The Georg Friedrich Götz Foundation annually honors two researchers from the University of Zurich who have made outstanding, internationally recognized achievements in the field of basic or clinical research. On the Day of Clinical Research at the University Hospital Zurich (USZ) on 22 May 2025, the prize was awarded to Jana Ellegast, assistant professor of translational oncology at UZH and senior attending physician in the Department of Medical Oncology and Hematology at USZ, and to Jiang-An Yin, senior scientist at the Institute of Neuropathology.

Despite advances in treatment, more than half of all patients with acute myeloid leukemia (AML) still cannot be cured.
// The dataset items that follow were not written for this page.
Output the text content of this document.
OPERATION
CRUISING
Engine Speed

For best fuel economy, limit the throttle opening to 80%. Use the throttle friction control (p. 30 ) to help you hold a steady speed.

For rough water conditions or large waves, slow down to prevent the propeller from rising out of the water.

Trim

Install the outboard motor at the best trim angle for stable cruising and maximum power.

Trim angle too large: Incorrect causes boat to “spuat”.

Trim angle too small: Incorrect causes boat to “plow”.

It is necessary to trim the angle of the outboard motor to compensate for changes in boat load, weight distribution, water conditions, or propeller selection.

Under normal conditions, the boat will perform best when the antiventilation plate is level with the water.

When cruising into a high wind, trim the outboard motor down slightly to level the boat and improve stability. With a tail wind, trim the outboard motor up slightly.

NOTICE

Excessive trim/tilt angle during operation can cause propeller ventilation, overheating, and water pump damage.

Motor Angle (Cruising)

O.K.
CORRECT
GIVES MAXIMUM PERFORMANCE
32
To date, patients with AML have not been able to benefit from conventional immunotherapy.

Jana Ellegast and her team proposed that leukemia cells – essentially misguided immune cells – utilize cell-intrinsic immune signaling pathways for survival. Therefore, targeting and disrupting these pathways could serve as a form of cell-intrinsic, self-directed immunotherapy.

Through genome-wide screenings, the team identified the immunomodulator interferon regulatory factor 2 binding protein 2 (IRF2BP2) as a critical AML dependency. They found that IRF2BP2 suppresses the IL-1β/TNFα signaling pathway. When IRF2BP2 is acutely lost or its gene is knocked out, an excessive inflammatory response is triggered in leukemia cells, ultimately leading to their death.

The study revealed an unknown vulnerability of AML cells, identified excessive cell-intrinsic inflammation as a mechanism to induce leukemia cell death, and demonstrated that IRF2BP2-mediated transcriptional repression is a survival strategy for these cells. These findings open new avenues for therapies that specifically target AML.

Unbiased genetic screening is a foundational technique that has been greatly advanced by CRISPR technology. Current CRISPR screens use pooled guide RNA libraries, which have limited applicability to selectable phenotypes. On the other hand, arrayed CRISPR libraries significantly expand the scope of CRISPR screens. However, generating these libraries is challenging, and they are not widely available.

Over the past few years, Dr. Jiang-An Yin has developed a liquid-phase, high-throughput plasmid cloning method and has created arrayed libraries for genome-wide ablation of human protein-coding genes (19,936 plasmids) and for their activation and epigenetic silencing (22,442 plasmids). Each plasmid encodes an array of four non-overlapping guide RNAs designed to accommodate most human DNA polymorphisms. Studies have demonstrated that these new libraries surpass existing resources in superiority and versatility across various systems, including induced pluripotent stem cells and organoids.

Focusing on neurodegenerative diseases and the challenges posed by the limited success of clinical trials targeting disease-associated genes or their products, this CRISPR tool paves a new path for research. Dr. Yin has identified numerous novel, potentially druggable genes that regulate the pathology of Parkinson’s and prion diseases.